И верно, там я был далеко от заразы.
Так оно повелось с самого детства: он перекладывал на меня свои обязанности, а я свои перекладывал на него, Якуб-и Снавбара[2] человека, который многое мог сотворить, посмотрев на небо: вдруг набегала туча, наискось пролетала звезда, в сердца нам внезапно вливался свет, или ночь наступала раньше урочного часа. С ним рядом мир казался другим. Мы с ним часто ходили на прогулки, и все это время я был будто зачарованный. Он мог днями и ночами таскать тебя по дорогам, а ты даже и голода не ощущал.
Я был единственным его другом детства. Все остальные пешмерга[3] были младше. Впоследствии одна их половина стала его врагами, другая — слугами. Не знаю, когда началась моя с Якубом история. После двадцати одного года заточения память ослабела, и я превратился в покорного раба. В те годы только он присылал мне письма. Писал на листочке бумаги: «Как выйдешь, начнется новая эпоха. Поселишься в самом прекрасном особняке мира». Год за годом я получал это сообщение. Он никогда не добавлял свое имя. Писал «друг, тоскующий по тебе» или рисовал внизу птицу — как в старые времена. Я видел по его почерку: за истекший год многое успело произойти. За двадцать один год ко мне, кроме его посланий, снаружи не дошло ничего, что позволило бы понять, что творится в мире; его записочки были единственным моим окном, через которое видны были перемены. Двадцать один год я получал извне одну и ту же строчку, и каждый раз она обретала для меня новый смысл.

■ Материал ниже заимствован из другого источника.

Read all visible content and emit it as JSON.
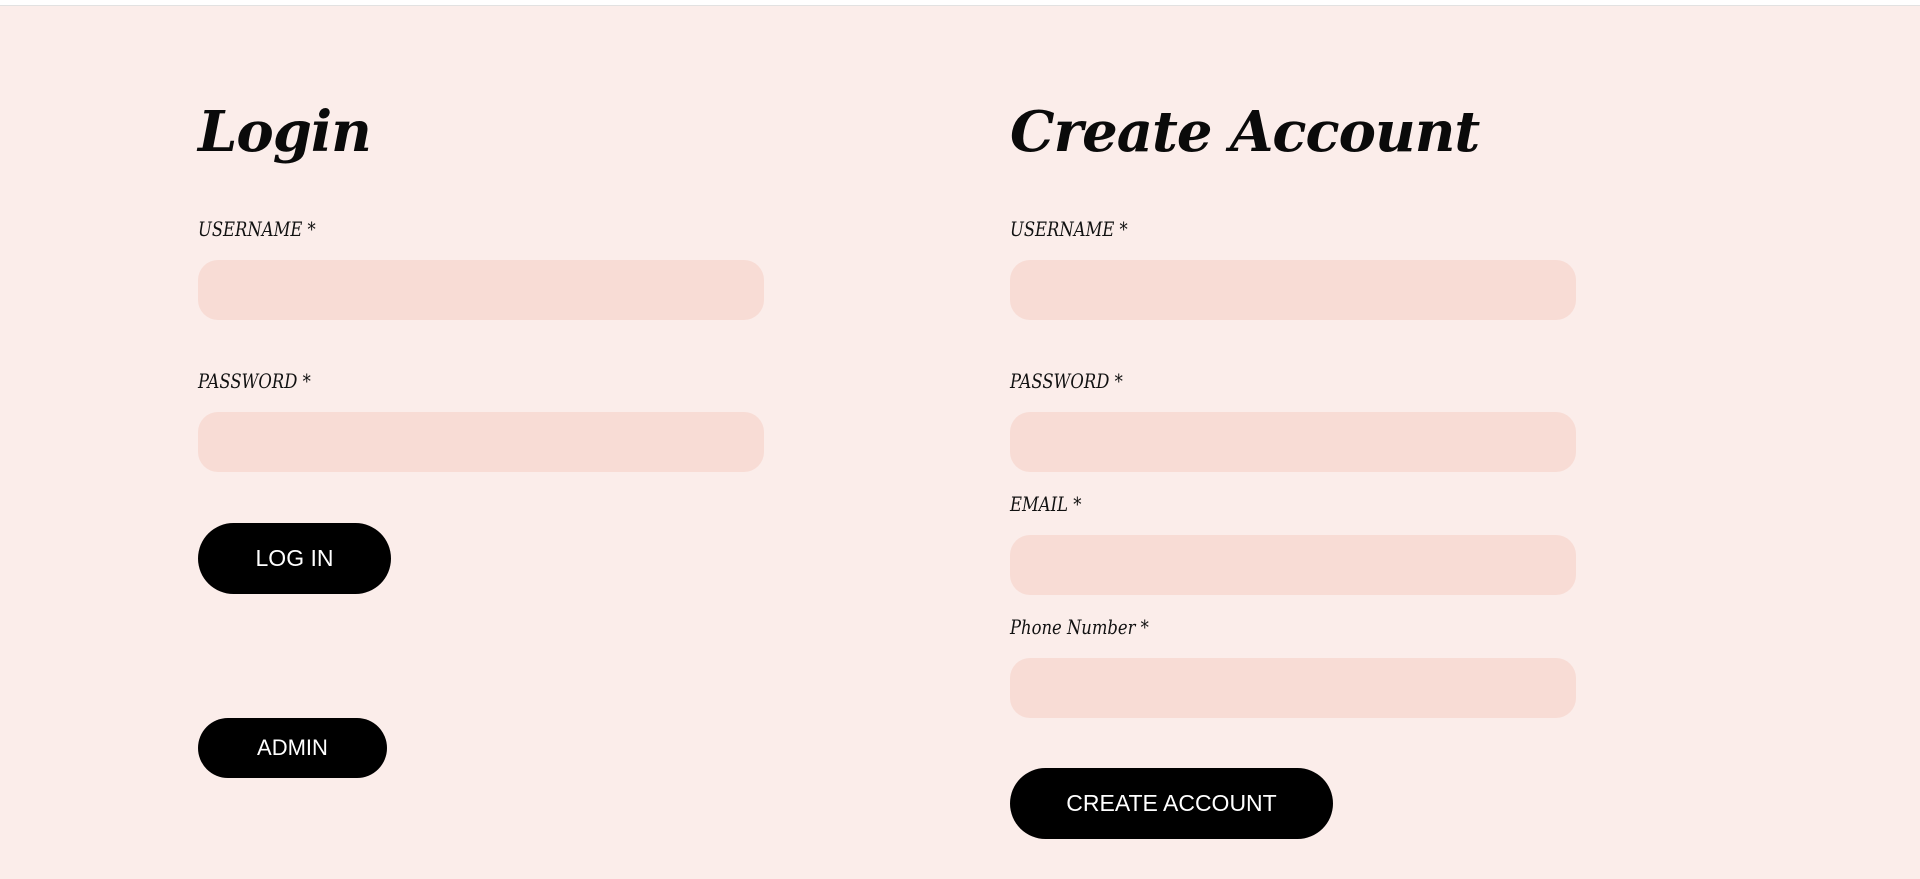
{
  "login": {
    "title": "Login",
    "username_label": "USERNAME *",
    "username_value": "",
    "password_label": "PASSWORD *",
    "password_value": "",
    "login_button": "LOG IN",
    "admin_button": "ADMIN"
  },
  "create_account": {
    "title": "Create Account",
    "username_label": "USERNAME *",
    "username_value": "",
    "password_label": "PASSWORD *",
    "password_value": "",
    "email_label": "EMAIL *",
    "email_value": "",
    "phone_label": "Phone Number *",
    "phone_value": "",
    "submit_button": "CREATE ACCOUNT"
  },
  "colors": {
    "background": "#fbedea",
    "input_fill": "#f8dcd5",
    "button": "#000000",
    "button_text": "#ffffff"
  }
}
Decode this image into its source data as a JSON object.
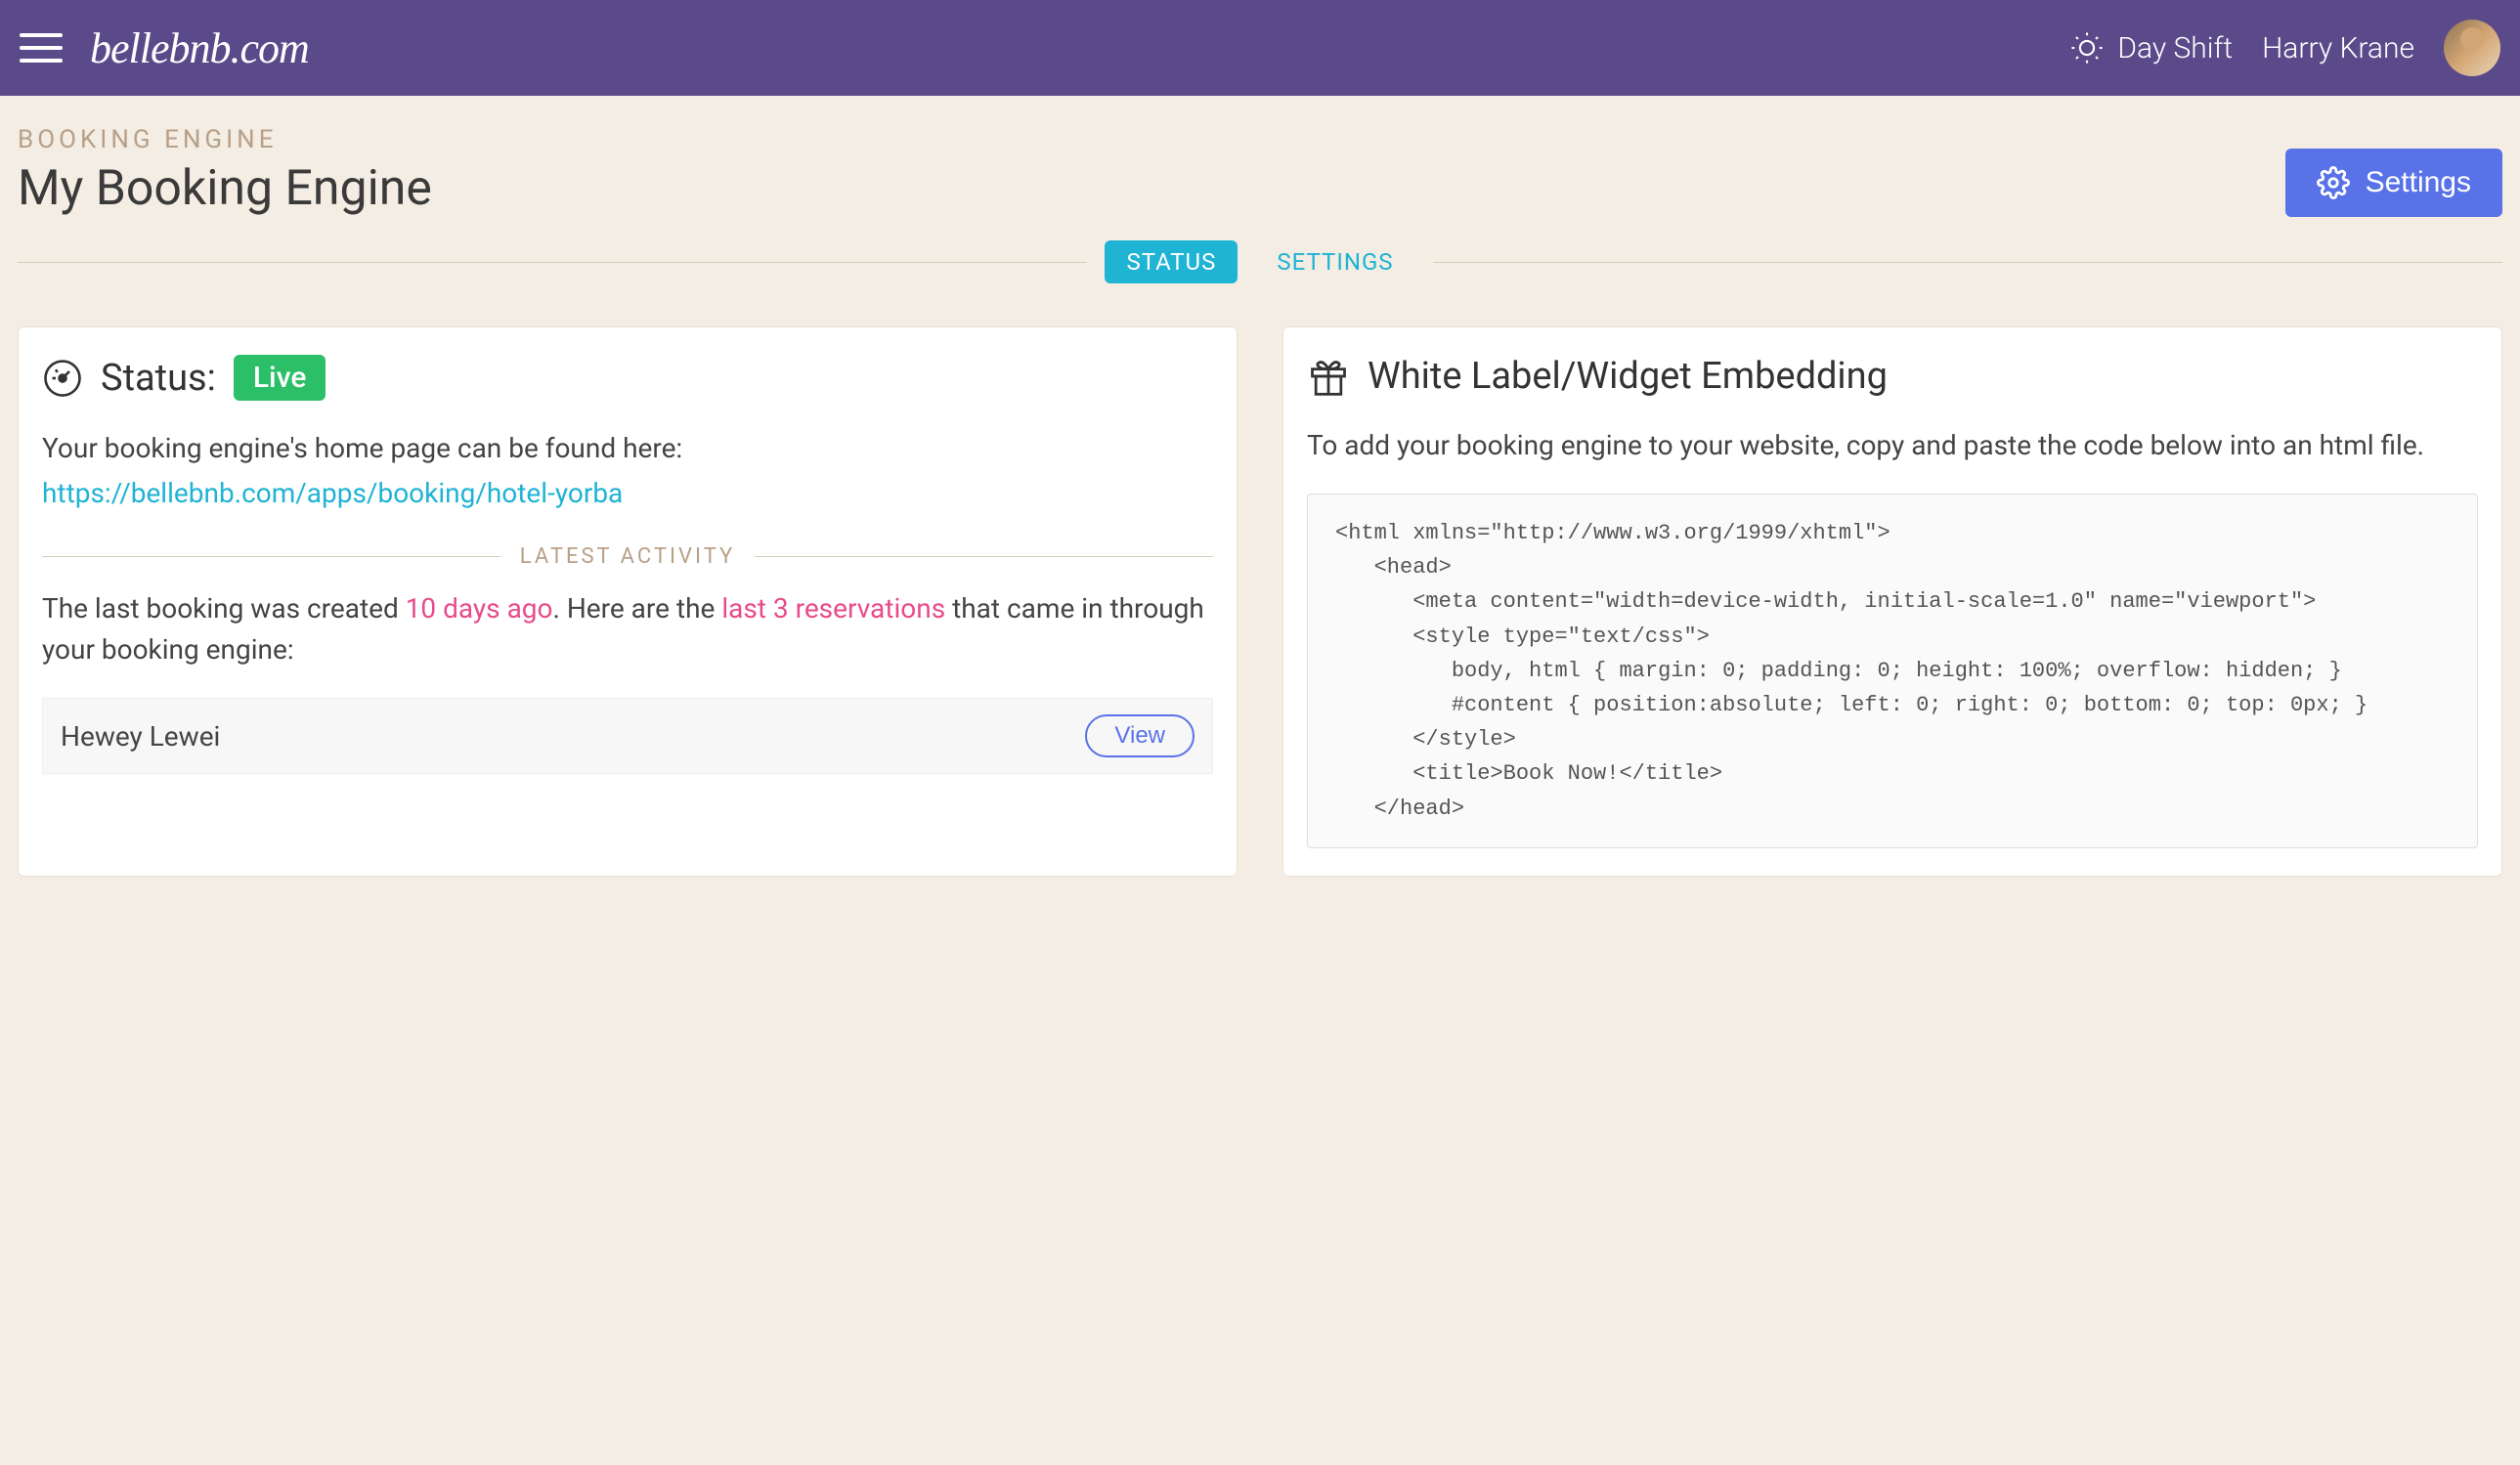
{
  "navbar": {
    "logo": "bellebnb.com",
    "day_shift": "Day Shift",
    "user_name": "Harry Krane"
  },
  "header": {
    "breadcrumb": "BOOKING ENGINE",
    "title": "My Booking Engine",
    "settings_button": "Settings"
  },
  "tabs": {
    "status": "STATUS",
    "settings": "SETTINGS"
  },
  "status_card": {
    "title": "Status:",
    "badge": "Live",
    "intro_text": "Your booking engine's home page can be found here:",
    "url": "https://bellebnb.com/apps/booking/hotel-yorba",
    "activity_label": "LATEST ACTIVITY",
    "activity_prefix": "The last booking was created ",
    "activity_days": "10 days ago",
    "activity_mid": ". Here are the ",
    "activity_count": "last 3 reservations",
    "activity_suffix": " that came in through your booking engine:",
    "reservations": [
      {
        "name": "Hewey Lewei",
        "view_label": "View"
      }
    ]
  },
  "widget_card": {
    "title": "White Label/Widget Embedding",
    "intro_text": "To add your booking engine to your website, copy and paste the code below into an html file.",
    "code": "<html xmlns=\"http://www.w3.org/1999/xhtml\">\n   <head>\n      <meta content=\"width=device-width, initial-scale=1.0\" name=\"viewport\">\n      <style type=\"text/css\">\n         body, html { margin: 0; padding: 0; height: 100%; overflow: hidden; }\n         #content { position:absolute; left: 0; right: 0; bottom: 0; top: 0px; }\n      </style>\n      <title>Book Now!</title>\n   </head>"
  }
}
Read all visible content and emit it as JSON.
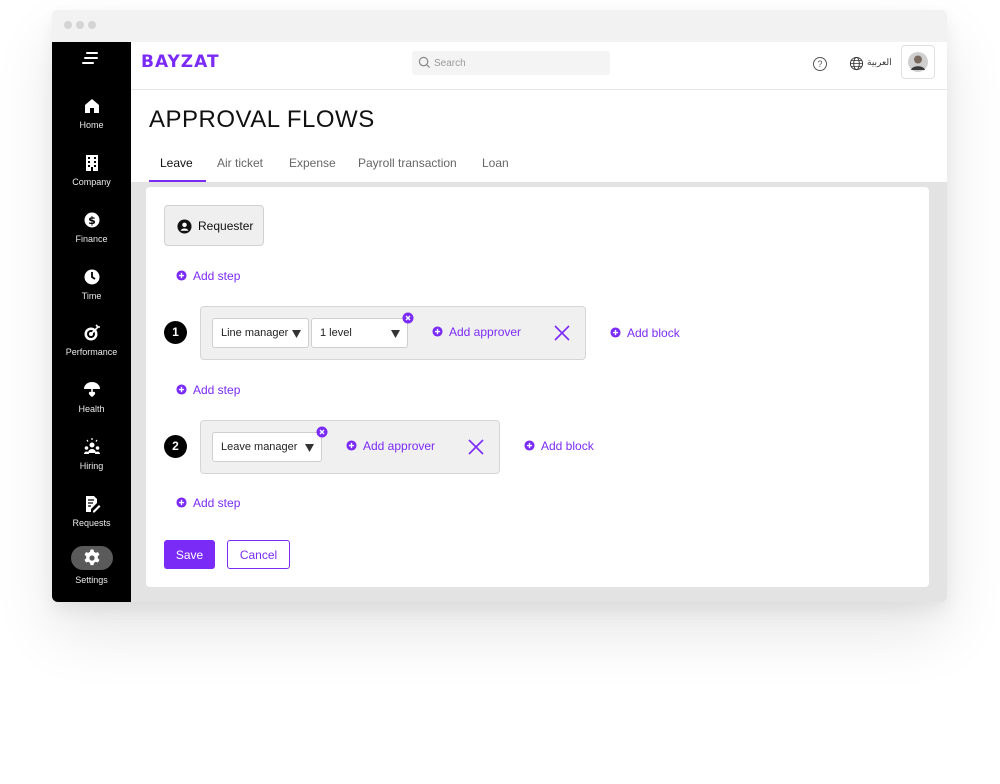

Первая ночь в особняке оказалась холодной, тихой, страшноватой. Я двадцать один год провел в одиночестве. Двадцать один год молчал. И все это время изо всех сил старался не забыть язык. Все эти долгие годы в заточении пошли на то, чтобы сотворить собственный язык, язык поэзии.
И вот я вышел из тюрьмы и теперь мог выразить что угодно, вот только меня далеко не всегда понимали. Я вышел на волю, но на мне остался запах пустыни. У каждой пустыни свой запах. Различить их могут лишь те, кто провел в пустыне много времени.
Из тюрьмы меня выводили один-единственный раз — когда пытались обменять на какого-то государственного преступника. Не сложилось. Я провел десять дней в другой тюрьме, потом меня увезли обратно в пустыню. Двадцать один год я слушал голос песков. Темница моя находилась вдали от мира, посреди моря песка — узилище в осаде у неба.
Некоторое время я считался самым опасным узником в стране. Меня отрезали от мира, засунули в самый дальний уголок, туда, где даже Бог отворачивается от человека, туда, где кончается жизнь и начинается смерть, в место, подобное пустой планете. За двадцать один год я научился разговаривать с песками. Не удивляйтесь, услышав, что в пустыне звучат голоса, которых людям никогда полностью не понять. Я двадцать один год вслушивался в пустыню и постепенно выучился расшифровывать иероглифы разнообразных звуков. Если столько просидишь в камере, волей-неволей научишься чем-то заполнять свою жизнь, отыскивать себе занятия. Самое главное — не думать о времени. Стоит прекратить думать о времени, прекращаешь думать и о месте. Узник, который постоянно возвращается мыслью к иным временам и иным местам, обрекает себя на гибель. До седьмого года в заточении я день за днем отсчитывал часы. Поначалу считаешь дотошно, секунду за секундой, а потом в один прекрасный день просыпаешься и понимаешь, что все запуталось. Уже не вспомнить, сколько ты здесь, год или век. Уже не вспомнить, как выглядит мир снаружи.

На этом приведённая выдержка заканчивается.